Salone del Libro: la piccola editoria vivace e i suoi lettori
Scritto da: Ezio Quarantelli
Tutti quelli che incontro mi chiedono del Salone del Libro, se c’è stato più pubblico, se si è venduto. Io rispondo per me, per quello che mi è parso, perché non ho ancora sentito due commenti che si assomiglino.
Più pubblico? Mah, forse un po’ meno, ma io su questo punto ho da sempre idee piuttosto confuse. Per tanti anni ho sentito ripetere che il pubblico cresceva, regolarmente, edizione dopo edizione: dovevano essere proprio pochi i visitatori all’inizio se per quasi un trentennio sono cresciuti con quel ritmo.
E le vendite? Per noi buone, abbiamo incassato una piccola cifra (non credete, per favore, a chi le spara grosse), ma è senz’altro più di quello che abbiamo fatto nel 2015.
E poi tanti lettori, appassionati e dialoganti, sono passati a trovarci e questa è forse la cosa più bella e che soltanto un Salone può darti.
In generale... be’, io penso da tempo che servirebbe una energica cura dimagrante: meno stand che con i libri non c’entrano, meno incontri, meno star. Ci avvantaggeremmo tutti se ci fosse un’atmosfera più raccolta e concentrata. Più pensata per i libri e meno per lo show.
Si è ormai diffusa la strana idea che tutto debba necessariamente tradursi in spettacolo, in ribalte affollate, luci sparate, code, applausi. Io, in tutta franchezza, per i libri immagino luoghi accoglienti, illuminati il giusto, silenziosi, che inducano alla riflessione, ai piaceri lenti della lettura, della parola ben meditata, della condivisione.

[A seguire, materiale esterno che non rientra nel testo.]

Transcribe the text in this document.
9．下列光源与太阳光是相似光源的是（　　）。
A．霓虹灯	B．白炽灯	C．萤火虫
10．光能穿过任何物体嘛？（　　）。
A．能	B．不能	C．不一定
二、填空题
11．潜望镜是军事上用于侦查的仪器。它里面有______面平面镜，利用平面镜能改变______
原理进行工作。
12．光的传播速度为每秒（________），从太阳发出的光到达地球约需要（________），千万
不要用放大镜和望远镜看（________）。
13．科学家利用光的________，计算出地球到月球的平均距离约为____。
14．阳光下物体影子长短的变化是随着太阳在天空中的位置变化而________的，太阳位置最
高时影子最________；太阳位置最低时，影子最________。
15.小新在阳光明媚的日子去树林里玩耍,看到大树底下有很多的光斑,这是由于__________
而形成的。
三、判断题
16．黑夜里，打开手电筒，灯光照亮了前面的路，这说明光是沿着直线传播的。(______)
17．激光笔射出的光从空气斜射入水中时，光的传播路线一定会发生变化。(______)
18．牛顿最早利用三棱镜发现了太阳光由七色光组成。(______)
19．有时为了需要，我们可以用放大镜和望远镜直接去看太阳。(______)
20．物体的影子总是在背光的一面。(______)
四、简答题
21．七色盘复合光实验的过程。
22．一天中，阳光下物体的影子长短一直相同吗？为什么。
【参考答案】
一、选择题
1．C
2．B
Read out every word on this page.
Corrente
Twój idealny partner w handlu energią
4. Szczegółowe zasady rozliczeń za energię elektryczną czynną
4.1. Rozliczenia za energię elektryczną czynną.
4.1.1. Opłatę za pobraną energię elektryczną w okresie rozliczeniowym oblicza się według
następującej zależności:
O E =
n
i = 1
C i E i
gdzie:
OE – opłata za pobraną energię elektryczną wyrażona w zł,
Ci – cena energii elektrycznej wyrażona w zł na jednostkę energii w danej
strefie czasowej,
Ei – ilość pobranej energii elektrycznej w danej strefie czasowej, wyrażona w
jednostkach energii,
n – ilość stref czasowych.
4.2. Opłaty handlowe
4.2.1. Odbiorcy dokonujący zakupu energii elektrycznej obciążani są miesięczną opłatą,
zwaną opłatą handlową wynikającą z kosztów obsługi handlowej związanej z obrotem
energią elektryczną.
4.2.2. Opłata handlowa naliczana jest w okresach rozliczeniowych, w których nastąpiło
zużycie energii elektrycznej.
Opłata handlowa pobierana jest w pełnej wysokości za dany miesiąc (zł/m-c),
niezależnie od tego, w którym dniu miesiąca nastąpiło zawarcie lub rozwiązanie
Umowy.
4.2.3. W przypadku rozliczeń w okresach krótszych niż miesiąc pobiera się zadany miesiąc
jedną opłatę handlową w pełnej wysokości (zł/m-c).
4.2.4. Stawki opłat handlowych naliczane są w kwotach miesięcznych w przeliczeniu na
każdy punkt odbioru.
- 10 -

Come è mia abitudine ho seguito l’incontro organizzato dall’Associazione Italiana Editori dove ci hanno raccontato che il mercato dà segni di ripresa, dopo anni infami in cui anche i grandi gruppi hanno incominciato a scricchiolare (e sappiamo com’è andata a finire). Naturalmente c’è sempre chi guadagna e chi perde, e c’è chi dice che a guadagnare sono soprattutto i piccoli editori, per lo meno alcuni fra essi.
Io non so mai come valutare questi dati, che registrano spostamenti minimi, incuranti del fatto che non conosciamo i fatturati di Amazon, o degli effetti sulle vendite del «concorsone» per i precari della scuola.
Quello che posso dire è che vedo crescere una nuova generazione di piccoli editori, vivaci, determinati e capaci di proposte di grande qualità. Migliori di com’eravamo noi quando siamo nati negli anni '80 ( Lindau nel 1989).
Attorno al nostro stand ce n’era qualcuno. L’ho ammirato e ho pensato che poteva insegnarmi molto, anche se io faccio questo lavoro da parecchio.
E ho anche pensato che i giganti sono rari, ma quelli davvero intelligenti hanno la saggezza di salire sulle spalle di chi è venuto prima e di imparare dai suoi errori per fare meglio. È ovvio, faranno altri errori, ma, se sono davvero bravi, faranno errori diversi.